Evolution of slow-wave sleep and palliopallial connectivity in mammals and birds: A hypothesis

Mammals and birds are the only animals that exhibit rapid eye-movement (REM) sleep and slow-wave sleep (SWS). Whereas the electroencephalogram (EEG) during REM sleep resembles the low-amplitude, high-frequency EEG of wakefulness, the EEG during SWS displays high-amplitude, slow-waves (1–4 Hz). The absence of similar slow-waves (SWs) in sleeping reptiles suggests that the neuroanatomical and neurophysiological traits necessary for the genesis of SWs evolved independently in the mammalian and avian ancestors. Advances in our understanding of comparative neuroanatomy and the genesis of mammalian SWs suggest that the absence of SWs in reptiles is due to limited connectivity within the pallium, the dorsal portion of the telencephalon that includes the mammalian neocortex, reptilian dorsal cortex and avian Wulst (hyperpallium), as well as the dorsal ventricular ridge in birds and reptiles and the mammalian claustrum and pallial amygdala.
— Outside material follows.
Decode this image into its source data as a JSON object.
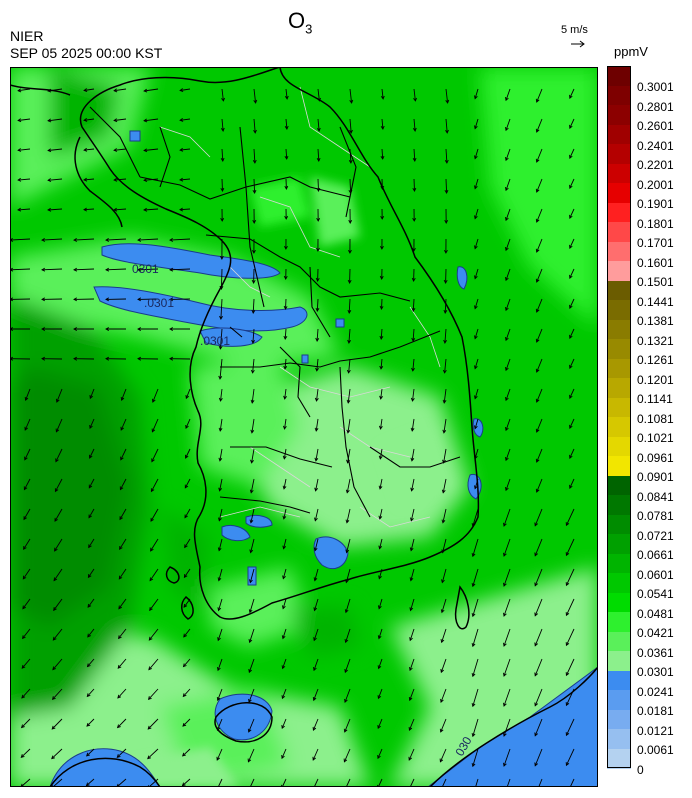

In mammals, the slow oscillation (<1 Hz) of cortical neurons acts through reciprocal corticothalamic loops and corticocortical connections to synchronize the 1–4 Hz activity of thalamocortical neurons in a manner sufficient to generate SWs detectable in the EEG. Given the role that corticocortical (or palliopallial) connections play in the genesis of SWs in mammals, the degree of palliopallial connectivity might explain why birds show SWs and reptiles do not. Indeed, whereas the mammalian neocortex and avian pallium show extensive palliopallial connectivity, the reptilian pallium exhibits limited intrapallial connections. I thus propose that the evolution of SWs is linked to the independent evolution of extensive palliopallial connectivity in mammals and birds. As suggested by experiments functionally linking SWs to performance enhancements, the palliopallial connections that give rise to SWs might also depend on SWs to maintain their efficacy.